The applause is thunderous. Shaking his head in disbelief, Viscount Halifax predicts, “Churchill just mobilized the English language and sent it into battle.”

Churchill’s greatest fears are at hand. Most of Europe has been overrun by the “odious operations of Nazi rule.” Soon France will fall, trapping most of the Allied fighters on the unprotected beaches at Dunkirk. Hampered legally, U.S. President Franklin Delano Roosevelt (in a phone call that will make Americans cringe) fails to help.

Against the greatest evil in history, Britain is on its own. Unlike Germany, England is a nation loved by the sea. It is the sea, Churchill declares, that will turn the tide. He devises an almost otherworldly plan.

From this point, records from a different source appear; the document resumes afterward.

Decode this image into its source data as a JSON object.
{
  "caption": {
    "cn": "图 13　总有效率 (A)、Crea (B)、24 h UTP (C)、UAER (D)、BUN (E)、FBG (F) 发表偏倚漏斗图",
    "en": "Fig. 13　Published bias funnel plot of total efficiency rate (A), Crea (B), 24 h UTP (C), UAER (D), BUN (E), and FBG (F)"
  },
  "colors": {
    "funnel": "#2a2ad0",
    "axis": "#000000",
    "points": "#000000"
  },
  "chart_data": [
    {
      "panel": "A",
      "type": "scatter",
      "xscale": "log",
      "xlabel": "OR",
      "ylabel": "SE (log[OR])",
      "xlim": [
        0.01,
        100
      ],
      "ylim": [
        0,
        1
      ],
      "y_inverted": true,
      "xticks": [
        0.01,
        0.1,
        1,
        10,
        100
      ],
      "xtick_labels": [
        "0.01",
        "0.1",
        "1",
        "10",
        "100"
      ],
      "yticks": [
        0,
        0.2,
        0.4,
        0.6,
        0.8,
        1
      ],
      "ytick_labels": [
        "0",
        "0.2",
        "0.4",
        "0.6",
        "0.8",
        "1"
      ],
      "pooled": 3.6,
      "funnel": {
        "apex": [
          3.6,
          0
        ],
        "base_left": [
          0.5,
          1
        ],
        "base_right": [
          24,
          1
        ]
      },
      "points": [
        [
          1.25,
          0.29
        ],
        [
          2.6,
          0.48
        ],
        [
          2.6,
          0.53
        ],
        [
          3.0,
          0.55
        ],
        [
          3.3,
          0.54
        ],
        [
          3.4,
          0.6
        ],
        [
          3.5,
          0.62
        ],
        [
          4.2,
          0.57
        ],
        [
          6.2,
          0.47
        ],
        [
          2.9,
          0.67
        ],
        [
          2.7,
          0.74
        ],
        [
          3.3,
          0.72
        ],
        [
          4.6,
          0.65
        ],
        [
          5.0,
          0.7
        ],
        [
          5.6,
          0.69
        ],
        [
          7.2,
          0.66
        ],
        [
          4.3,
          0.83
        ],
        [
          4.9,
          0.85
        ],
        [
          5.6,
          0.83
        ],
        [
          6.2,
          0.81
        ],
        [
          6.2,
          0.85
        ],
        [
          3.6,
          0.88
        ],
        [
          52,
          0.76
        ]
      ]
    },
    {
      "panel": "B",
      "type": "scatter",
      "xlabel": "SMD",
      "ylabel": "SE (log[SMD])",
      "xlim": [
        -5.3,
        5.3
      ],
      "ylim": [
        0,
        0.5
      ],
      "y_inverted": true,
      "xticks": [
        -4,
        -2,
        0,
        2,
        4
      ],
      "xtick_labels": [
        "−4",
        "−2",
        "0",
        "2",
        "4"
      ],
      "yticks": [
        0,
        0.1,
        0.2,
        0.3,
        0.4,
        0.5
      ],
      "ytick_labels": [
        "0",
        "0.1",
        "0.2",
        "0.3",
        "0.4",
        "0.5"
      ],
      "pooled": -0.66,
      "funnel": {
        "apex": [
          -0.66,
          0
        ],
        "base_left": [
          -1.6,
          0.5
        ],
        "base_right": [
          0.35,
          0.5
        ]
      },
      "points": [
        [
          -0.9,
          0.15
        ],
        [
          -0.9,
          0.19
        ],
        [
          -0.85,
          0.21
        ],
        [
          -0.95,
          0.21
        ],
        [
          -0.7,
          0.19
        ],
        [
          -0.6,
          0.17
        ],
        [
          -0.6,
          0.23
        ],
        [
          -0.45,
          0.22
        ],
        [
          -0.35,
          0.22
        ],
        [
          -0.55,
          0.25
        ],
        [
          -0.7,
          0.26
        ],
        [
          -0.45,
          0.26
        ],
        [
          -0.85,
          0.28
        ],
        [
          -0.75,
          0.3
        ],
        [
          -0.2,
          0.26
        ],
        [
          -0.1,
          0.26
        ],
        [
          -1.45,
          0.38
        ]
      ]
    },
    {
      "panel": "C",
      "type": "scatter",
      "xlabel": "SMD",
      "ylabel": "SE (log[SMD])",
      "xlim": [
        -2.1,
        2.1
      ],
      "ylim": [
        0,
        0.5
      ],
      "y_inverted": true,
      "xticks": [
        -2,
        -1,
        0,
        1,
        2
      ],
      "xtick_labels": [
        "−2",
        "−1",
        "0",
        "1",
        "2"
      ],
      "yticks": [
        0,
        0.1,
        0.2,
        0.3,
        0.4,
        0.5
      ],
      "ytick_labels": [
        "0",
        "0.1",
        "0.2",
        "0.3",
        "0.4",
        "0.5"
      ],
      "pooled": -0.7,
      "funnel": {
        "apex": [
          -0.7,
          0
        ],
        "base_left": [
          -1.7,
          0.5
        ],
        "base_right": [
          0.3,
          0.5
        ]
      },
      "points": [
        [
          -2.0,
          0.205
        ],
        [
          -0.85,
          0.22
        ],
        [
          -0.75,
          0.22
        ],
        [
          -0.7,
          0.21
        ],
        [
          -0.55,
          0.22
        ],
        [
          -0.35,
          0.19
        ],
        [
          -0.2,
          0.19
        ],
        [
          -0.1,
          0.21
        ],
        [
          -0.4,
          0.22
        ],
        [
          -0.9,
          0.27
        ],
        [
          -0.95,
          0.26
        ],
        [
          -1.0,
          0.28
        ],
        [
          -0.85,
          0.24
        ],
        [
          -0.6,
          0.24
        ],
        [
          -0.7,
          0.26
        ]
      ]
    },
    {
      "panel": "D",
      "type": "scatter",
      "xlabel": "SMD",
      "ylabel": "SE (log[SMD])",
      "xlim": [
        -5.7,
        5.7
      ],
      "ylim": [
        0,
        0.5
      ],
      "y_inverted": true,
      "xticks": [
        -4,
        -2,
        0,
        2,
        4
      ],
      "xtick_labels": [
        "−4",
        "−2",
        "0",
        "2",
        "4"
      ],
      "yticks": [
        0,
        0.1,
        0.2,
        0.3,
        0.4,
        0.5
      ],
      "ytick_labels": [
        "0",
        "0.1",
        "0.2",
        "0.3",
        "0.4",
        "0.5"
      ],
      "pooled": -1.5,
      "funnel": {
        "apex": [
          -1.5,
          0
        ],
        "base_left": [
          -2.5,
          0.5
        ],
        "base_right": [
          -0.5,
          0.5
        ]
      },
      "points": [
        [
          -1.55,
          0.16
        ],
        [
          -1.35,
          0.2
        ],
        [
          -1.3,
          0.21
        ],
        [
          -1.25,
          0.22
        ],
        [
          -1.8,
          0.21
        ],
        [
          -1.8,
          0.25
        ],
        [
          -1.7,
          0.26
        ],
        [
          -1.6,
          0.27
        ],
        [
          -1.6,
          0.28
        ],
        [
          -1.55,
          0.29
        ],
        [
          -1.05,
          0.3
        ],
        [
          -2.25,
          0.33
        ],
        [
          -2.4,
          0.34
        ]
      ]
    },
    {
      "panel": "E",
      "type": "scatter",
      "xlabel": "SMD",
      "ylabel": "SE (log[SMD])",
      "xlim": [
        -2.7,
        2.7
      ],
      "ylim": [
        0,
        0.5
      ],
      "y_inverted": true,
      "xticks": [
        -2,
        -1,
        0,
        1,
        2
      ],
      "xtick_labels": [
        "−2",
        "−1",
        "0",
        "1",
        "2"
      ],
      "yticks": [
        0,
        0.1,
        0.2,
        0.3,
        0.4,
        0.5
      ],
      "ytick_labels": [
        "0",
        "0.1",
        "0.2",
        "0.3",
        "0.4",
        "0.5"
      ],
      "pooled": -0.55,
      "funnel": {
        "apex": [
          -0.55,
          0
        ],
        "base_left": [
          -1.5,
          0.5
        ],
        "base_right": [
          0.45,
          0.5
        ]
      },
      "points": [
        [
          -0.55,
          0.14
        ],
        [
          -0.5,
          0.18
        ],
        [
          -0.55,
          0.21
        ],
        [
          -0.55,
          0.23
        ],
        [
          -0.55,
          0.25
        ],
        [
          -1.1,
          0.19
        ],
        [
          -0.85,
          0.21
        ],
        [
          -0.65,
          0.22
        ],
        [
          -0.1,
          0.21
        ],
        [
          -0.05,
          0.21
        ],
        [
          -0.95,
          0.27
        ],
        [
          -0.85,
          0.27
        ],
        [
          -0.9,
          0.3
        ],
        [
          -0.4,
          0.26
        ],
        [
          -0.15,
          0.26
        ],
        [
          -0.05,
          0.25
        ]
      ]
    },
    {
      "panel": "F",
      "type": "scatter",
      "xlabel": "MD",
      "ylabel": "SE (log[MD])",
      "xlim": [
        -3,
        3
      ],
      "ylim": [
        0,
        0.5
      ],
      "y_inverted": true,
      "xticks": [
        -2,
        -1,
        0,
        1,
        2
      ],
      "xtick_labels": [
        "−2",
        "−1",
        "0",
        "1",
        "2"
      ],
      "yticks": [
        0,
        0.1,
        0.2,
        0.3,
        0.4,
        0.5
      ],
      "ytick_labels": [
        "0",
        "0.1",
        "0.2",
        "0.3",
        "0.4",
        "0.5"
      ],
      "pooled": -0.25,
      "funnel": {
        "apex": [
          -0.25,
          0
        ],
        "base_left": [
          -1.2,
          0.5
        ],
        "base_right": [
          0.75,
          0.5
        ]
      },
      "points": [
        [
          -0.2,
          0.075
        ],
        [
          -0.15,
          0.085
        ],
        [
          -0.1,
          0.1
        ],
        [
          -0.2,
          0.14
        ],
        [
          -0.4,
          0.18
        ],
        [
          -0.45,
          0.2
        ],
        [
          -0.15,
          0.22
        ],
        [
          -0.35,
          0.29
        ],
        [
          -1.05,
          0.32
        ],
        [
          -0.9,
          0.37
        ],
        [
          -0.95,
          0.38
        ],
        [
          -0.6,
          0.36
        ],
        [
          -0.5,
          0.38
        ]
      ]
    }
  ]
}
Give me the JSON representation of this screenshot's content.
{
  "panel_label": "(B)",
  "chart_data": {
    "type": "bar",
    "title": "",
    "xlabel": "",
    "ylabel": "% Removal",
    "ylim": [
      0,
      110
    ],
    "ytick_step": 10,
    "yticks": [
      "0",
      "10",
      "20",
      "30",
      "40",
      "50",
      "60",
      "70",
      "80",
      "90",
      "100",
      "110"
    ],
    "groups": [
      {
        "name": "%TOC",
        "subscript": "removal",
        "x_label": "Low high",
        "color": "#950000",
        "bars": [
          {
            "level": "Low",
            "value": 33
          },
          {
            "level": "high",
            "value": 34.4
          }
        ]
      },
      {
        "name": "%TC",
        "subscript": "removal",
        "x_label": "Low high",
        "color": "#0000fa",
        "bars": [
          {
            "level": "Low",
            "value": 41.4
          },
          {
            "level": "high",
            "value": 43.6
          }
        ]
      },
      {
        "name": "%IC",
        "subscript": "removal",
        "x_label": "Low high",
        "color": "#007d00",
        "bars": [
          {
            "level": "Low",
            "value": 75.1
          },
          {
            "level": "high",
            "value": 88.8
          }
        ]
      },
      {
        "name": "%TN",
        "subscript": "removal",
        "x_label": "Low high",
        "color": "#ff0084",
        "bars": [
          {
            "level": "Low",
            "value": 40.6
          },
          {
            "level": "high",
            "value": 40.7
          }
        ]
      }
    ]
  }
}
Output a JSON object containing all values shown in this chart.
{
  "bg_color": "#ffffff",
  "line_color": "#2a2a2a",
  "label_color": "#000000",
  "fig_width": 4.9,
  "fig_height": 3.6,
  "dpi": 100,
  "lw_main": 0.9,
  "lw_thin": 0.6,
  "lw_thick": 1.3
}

Civilian boat owners do what the military can’t. On a day that angels themselves seemed to send in clouds over the English Channel, thwarting the Luftwaffe pilots, 850 private boats sail from Ramsgate in England to Dunkirk in France, and rescue more than 330,000 British and French soldiers. Churchill and “The Little Ships of Dunkirk” have pulled off “The Miracle at Dunkirk.”

Five years later, Britain and its Allies declare victory in Europe.

Darkest Hour

Quick Take: Master orator Winston Churchill defies Nazi threats, political conspiracies, and his own demons to lead the British people to victory in World War II.

Players: Gary Oldman, Kristin Scott Thomas, Lily James, Stephen Dillane, Ronald Pickup, Ben Mendelsohn.

Director: Joe Wright (Atonement, 2007); (Pride and Prejudice, 2005).

Rated PG-13 for some thematic material.